Two of them snapped back into existence in the familiar chill of the Haven, staggering paws leaving prints and furrows in fresh snow. Heavy breaths panted steam into the cold air, and weeping rivulets of bright blood and black decay mixed together and spread out across the white landscape like gangrenous veins. The larger of the two figures threw a barred wing over the other and cast a hurried glance around, ignoring the speed and virulence of the unnatural infection. There wasn't time to wonder after it, nor after the whereabouts of their conspirators - who knew where or when they had emerged? The most important of them was here and now, and they would finish what they'd started.

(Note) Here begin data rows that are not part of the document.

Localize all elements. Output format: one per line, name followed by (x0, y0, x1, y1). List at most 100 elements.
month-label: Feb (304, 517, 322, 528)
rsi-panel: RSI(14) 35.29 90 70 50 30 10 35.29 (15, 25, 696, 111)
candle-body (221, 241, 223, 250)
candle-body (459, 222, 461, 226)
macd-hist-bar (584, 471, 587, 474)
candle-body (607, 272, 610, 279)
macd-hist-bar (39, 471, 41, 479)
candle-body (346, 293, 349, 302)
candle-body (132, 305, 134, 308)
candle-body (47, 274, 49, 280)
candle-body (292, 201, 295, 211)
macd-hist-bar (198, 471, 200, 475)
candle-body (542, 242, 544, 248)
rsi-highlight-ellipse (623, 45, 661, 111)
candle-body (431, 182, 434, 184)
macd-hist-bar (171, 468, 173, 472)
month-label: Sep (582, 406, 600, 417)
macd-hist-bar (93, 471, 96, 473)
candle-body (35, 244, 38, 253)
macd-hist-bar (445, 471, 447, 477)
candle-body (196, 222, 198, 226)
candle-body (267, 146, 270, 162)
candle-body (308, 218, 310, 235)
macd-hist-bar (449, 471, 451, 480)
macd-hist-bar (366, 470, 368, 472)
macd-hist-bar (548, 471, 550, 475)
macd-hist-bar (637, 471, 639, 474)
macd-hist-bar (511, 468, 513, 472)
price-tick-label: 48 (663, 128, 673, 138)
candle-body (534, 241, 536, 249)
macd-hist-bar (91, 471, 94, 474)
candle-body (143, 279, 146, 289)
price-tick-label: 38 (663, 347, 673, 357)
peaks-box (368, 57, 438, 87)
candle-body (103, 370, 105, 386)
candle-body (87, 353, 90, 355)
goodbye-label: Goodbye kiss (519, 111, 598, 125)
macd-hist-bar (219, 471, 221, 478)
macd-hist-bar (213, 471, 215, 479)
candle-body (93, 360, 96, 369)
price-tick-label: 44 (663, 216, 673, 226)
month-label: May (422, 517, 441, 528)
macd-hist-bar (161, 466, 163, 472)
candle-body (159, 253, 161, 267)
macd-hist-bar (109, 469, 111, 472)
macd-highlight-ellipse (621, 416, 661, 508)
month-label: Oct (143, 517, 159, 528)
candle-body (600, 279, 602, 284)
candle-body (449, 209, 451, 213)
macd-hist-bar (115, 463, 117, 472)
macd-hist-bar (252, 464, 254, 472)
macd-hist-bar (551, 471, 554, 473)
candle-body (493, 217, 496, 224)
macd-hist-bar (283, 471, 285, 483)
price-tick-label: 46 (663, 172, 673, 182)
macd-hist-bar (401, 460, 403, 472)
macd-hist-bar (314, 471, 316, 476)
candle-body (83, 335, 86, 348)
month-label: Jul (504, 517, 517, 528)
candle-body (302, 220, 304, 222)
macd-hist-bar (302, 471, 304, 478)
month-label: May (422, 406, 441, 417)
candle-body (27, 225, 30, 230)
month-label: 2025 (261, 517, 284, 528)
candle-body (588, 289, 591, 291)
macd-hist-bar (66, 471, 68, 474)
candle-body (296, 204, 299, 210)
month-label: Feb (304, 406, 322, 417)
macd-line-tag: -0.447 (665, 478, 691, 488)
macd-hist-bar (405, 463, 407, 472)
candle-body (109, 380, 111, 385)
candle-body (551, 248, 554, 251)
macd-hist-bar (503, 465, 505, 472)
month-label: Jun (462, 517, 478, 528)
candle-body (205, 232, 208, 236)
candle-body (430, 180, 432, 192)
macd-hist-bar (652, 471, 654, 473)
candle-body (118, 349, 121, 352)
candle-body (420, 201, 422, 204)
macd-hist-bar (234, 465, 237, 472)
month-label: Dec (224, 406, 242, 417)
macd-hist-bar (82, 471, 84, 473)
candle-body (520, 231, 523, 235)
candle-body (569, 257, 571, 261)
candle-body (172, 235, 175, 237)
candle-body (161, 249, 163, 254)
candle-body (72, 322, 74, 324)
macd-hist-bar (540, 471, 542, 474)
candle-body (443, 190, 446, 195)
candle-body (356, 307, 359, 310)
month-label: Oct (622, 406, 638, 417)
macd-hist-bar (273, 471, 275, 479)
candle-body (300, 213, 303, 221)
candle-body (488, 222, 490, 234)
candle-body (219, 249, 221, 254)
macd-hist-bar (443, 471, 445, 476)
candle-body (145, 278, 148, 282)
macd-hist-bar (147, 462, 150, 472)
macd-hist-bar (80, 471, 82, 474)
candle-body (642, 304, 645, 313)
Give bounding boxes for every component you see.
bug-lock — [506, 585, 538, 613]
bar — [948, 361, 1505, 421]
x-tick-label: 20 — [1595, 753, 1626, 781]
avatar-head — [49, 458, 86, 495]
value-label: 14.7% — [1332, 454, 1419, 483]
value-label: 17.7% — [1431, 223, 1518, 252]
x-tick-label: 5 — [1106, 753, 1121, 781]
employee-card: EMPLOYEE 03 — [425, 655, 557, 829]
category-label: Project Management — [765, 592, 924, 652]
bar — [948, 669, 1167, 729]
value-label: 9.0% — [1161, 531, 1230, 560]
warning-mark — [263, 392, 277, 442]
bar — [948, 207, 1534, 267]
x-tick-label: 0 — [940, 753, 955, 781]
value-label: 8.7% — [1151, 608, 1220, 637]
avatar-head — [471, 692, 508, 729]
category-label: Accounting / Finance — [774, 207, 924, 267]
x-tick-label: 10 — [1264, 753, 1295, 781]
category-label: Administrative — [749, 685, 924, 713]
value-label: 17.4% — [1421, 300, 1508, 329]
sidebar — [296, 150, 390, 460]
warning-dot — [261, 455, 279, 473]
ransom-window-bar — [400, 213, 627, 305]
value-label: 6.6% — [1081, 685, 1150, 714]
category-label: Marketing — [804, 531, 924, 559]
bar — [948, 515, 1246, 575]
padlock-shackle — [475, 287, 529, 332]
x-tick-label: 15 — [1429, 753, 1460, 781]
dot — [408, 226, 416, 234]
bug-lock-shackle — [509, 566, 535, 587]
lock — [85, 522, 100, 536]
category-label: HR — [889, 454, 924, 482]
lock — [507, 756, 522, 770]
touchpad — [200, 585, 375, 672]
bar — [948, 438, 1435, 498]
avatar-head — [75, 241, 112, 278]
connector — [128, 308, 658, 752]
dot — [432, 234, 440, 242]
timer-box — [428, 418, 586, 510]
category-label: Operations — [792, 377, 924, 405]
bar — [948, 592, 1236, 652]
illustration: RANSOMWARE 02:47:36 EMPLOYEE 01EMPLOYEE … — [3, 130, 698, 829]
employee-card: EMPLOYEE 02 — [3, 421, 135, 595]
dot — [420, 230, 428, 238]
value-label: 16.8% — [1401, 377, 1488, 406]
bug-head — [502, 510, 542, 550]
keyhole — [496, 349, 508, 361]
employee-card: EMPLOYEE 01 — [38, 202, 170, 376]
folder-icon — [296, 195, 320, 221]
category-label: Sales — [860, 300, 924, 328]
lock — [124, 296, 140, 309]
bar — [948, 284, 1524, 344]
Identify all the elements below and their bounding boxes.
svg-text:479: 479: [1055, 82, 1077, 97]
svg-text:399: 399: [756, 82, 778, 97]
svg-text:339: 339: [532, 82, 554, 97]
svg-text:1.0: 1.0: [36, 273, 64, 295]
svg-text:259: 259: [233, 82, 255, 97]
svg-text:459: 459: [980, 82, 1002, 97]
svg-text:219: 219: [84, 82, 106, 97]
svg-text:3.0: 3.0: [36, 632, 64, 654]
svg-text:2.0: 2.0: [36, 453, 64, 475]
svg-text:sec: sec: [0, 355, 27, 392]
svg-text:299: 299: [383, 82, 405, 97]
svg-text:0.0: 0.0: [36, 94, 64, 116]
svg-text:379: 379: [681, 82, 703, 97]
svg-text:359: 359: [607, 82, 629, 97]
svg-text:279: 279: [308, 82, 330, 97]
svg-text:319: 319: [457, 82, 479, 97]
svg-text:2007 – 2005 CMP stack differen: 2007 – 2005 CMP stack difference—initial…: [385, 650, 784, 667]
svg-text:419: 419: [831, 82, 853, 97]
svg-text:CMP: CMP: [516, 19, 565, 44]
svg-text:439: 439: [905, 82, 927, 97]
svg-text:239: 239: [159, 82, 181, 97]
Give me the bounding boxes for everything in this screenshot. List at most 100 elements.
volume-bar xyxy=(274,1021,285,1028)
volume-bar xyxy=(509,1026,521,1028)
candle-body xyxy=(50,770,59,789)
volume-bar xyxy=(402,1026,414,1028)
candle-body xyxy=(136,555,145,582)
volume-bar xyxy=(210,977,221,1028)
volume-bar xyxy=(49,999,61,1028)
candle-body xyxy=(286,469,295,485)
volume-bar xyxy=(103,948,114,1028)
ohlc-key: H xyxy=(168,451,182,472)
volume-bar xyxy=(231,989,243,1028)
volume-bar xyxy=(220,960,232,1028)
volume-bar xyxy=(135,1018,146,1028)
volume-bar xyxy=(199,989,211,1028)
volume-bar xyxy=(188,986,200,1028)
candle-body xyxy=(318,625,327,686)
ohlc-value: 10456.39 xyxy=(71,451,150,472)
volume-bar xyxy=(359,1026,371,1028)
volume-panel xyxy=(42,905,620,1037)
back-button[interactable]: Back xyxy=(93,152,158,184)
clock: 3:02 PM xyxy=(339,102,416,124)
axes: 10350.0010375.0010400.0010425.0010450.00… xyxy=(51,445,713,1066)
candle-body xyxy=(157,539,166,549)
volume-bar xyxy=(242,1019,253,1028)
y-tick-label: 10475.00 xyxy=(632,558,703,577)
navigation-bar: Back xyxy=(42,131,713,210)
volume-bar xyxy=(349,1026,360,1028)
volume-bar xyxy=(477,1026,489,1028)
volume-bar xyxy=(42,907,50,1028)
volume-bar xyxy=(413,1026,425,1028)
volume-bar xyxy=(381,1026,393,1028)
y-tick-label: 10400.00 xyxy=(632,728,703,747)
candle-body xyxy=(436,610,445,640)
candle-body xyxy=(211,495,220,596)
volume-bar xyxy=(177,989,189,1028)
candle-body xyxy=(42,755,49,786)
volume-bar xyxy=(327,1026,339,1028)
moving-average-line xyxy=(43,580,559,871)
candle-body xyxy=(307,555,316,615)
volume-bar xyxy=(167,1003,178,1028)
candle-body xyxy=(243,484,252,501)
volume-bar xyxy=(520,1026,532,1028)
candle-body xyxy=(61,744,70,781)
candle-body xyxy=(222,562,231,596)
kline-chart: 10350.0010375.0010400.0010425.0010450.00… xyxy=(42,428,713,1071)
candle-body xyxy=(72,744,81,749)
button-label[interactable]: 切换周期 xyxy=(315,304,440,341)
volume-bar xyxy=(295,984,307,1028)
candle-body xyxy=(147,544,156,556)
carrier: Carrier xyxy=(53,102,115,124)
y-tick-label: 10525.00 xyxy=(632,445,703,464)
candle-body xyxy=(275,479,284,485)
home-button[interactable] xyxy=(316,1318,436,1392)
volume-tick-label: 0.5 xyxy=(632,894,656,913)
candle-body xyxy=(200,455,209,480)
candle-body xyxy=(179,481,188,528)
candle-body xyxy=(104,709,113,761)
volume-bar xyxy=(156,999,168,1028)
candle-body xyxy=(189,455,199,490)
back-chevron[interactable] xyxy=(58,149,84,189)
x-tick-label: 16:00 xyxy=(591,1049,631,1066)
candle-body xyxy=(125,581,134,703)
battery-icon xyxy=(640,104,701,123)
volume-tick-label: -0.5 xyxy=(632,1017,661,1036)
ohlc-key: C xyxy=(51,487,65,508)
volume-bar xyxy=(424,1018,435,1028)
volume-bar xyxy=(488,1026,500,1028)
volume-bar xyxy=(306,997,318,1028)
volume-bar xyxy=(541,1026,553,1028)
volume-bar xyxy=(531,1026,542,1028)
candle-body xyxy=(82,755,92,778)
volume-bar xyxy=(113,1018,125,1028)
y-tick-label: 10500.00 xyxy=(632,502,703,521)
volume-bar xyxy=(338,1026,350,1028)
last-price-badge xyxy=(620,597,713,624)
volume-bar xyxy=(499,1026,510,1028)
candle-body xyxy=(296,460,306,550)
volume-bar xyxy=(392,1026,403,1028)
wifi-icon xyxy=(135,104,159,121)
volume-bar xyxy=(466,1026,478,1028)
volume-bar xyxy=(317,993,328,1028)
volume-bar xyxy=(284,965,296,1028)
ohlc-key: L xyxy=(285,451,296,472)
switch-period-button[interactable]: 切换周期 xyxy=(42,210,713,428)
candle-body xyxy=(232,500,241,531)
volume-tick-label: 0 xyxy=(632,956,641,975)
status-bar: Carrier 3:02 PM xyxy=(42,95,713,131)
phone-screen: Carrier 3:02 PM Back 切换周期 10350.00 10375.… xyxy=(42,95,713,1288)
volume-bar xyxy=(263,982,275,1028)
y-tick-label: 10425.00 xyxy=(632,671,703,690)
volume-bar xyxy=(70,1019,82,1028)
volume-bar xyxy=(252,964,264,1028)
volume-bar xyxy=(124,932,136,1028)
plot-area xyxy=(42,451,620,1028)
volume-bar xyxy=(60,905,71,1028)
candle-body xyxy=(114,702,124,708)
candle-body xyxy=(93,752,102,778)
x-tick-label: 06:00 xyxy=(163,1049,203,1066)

"We have to hurry. Come on." The older goddess shouldered the weight of the other, as much as she could, to hurry them both toward the Gates, but the other soon stumbled and fell, hunching in on herself with a wracking cough that brought up more of the thick black ooze and choked out whatever words she might have responded with. Her companion grabbed her up by the strap of the bag she wore slung around her, bringing her to her feet and half-dragging her onward.
"Is this—really—necessary?" the other finally gasped out between coughs, an improbable ghost of laughter bubbling up right along with the blood and gunk.
"Stop talking," the paler figure growled out from between clenched teeth, her hold on the leather strap deforming the words, "You're making a mess."
"Might 's well," the other slurred, "Thought that was—that's the point, yeah?"
More coughing ensued, negating another insistence to shut up already, and they continued their staggering-dragging progress further and further, leaving a deep trail behind them. They would be easy to follow and find, but the one they were running from wouldn't need to track them, anyway. They would know exactly where they were going. The only variable was when they were, and perhaps that was what allowed them to reach their goal without being intercepted. With a grunt, the pale goddess tugged hard at her coughing, bleeding partner, and sent her staggering the last few steps to collapse against the living shadow at the foot of the Gates.
Golden shackles dissolved, dead eyes flared to bright life, and crackles of power raced out through the lines of darkness that had spread through the Haven, only for the darkness and power both to be snapped back in a rush, returned to their rightful owner at long last. Behind him, the shining gates groaned, then fractured, a jagged rupture that split and toppled the massive structure.
Death stood tall before the destruction, massive wings spreading as one goddess slumped beside him and the other gaped open-mouthed, but lightning cracked through the moment. The vengeance they had just barely outrun had finally caught up to them - too late to stop them, but here to see that they paid for what they had done. One goddess threw herself over the other as lighting flashed again, wings curling around her, bracing for the end—
Both were swept aside by an inky wing, thrown from the Haven and out of the way of the storm.